Personal information
- Full name: Reginald Osmond Scarlett
- Born: 15 August 1934 Port Maria, St Mary, Jamaica
- Died: 14 August 2019 (aged 84) England
- Batting: Right-handed
- Bowling: Right-arm offbreak
- Relations: Bob Scarlett (brother)

International information
- National side: West Indies;

Domestic team information
- 1951/52–1959/60: Jamaica

Career statistics
| Competition | Tests | First-class |
| Matches | 3 | 17 |
| Runs scored | 54 | 477 |
| Batting average | 18.00 | 23.85 |
| 100s/50s | 0/0 | 0/2 |
| Top score | 29* | 72* |
| Balls bowled | 804 | 3,911 |
| Wickets | 2 | 48 |
| Bowling average | 104.50 | 34.12 |
| 5 wickets in innings | 0 | 2 |
| 10 wickets in match | 0 | 0 |
| Best bowling | 1/46 | 5/69 |
| Catches/stumpings | 2/– | 6/– |
- Source: Cricinfo

= Reginald Scarlett =

Jamaican cricketer (1934–2019)

Reginald Osmond Scarlett (15 August 1934 – 14 August 2019) was a West Indian cricketer who played in three Tests in 1960.

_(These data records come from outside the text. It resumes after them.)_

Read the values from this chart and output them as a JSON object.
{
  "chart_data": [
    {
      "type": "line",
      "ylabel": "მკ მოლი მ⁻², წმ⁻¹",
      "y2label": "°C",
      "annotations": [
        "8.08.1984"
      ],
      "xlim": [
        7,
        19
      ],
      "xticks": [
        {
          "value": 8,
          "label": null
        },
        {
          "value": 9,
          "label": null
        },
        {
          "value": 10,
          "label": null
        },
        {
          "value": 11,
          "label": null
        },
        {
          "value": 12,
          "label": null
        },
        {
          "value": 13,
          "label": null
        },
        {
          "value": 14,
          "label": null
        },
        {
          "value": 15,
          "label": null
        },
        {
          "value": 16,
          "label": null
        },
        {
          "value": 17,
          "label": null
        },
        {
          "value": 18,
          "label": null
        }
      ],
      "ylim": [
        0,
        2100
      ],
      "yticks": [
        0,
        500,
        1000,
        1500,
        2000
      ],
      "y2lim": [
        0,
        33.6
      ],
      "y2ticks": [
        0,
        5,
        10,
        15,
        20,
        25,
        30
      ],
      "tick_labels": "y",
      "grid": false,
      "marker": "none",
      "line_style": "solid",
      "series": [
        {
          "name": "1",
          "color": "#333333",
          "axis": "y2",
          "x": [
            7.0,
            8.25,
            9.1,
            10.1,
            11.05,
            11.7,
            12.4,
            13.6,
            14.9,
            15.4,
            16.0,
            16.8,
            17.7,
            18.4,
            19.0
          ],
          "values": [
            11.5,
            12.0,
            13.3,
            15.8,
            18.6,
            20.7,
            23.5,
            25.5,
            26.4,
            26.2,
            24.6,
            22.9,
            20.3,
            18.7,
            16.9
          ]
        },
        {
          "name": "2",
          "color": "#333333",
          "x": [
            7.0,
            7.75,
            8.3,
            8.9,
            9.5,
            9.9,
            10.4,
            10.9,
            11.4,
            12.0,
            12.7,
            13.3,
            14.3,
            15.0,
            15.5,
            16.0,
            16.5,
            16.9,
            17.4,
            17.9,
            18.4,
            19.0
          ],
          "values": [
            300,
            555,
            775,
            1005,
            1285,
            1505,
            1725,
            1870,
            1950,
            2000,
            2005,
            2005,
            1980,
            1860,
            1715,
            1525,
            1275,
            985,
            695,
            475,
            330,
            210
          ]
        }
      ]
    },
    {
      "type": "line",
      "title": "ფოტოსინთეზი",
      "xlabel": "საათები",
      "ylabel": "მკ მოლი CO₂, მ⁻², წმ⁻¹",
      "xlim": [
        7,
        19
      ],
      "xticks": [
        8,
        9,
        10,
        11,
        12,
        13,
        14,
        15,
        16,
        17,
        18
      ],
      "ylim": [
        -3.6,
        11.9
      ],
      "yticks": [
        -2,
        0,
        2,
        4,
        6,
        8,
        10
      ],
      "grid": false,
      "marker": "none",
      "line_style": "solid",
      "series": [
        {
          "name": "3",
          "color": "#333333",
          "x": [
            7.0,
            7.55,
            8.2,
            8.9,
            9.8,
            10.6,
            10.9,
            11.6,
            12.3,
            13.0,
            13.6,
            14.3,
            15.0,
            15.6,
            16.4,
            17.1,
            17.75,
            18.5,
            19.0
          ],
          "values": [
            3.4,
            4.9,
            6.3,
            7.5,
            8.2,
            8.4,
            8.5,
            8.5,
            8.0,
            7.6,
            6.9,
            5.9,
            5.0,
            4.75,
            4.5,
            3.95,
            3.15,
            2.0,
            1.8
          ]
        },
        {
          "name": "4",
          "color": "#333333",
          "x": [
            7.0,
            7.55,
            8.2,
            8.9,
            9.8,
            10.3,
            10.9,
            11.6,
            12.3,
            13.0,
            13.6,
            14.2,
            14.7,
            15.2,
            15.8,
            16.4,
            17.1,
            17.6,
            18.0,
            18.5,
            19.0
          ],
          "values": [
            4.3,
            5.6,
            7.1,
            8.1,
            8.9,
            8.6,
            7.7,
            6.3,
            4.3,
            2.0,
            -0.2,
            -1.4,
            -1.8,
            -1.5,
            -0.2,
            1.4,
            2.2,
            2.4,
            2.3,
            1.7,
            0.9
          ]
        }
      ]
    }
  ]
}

Reg Scarlett was a strongly-built lower-order batsman and off-spinner (a "mountainous figure of a man" according to Christopher Martin-Jenkins) who played first-class cricket for Jamaica from 1951–52 to 1959–60. In his first eight games to the end of the 1957–58 season he made 150 runs at 13.63 and took 20 wickets at 34.25. In each of Jamaica's two matches against the Marylebone Cricket Club (MCC) in 1953/54 he took four wickets in the first innings. He struck more productive form in mid-1958, taking 14 wickets in two matches against Barbados.

In 1959–60 Scarlett had figures of 5 for 69 against Trinidad and 3 for 107 against British Guiana, and was selected for the First Test against England. He failed in the Test and was replaced by Charran Singh, but scored 72 not out and 59 for Jamaica against the MCC (his only first-class fifties) and took three wickets, and returned to the Test team for the Third and Fourth Tests, but again achieved little.

Scarlett retired from first-class cricket after the series and moved to England, where he spent many years coaching. He established the Haringey Cricket College in Tottenham in North London, which organised cricket training and matches for local boys, several of whom became first-class players. He later became the West Indies Cricket Board's director of coaching.

He co-authored the book 100 Great West Indian Cricketers (1987) with Bridgette Lawrence. He died on August 14, 2019, the day before his 85th birthday.

Scarlett's younger brother Bob played a few games for Jamaica in the 1960s.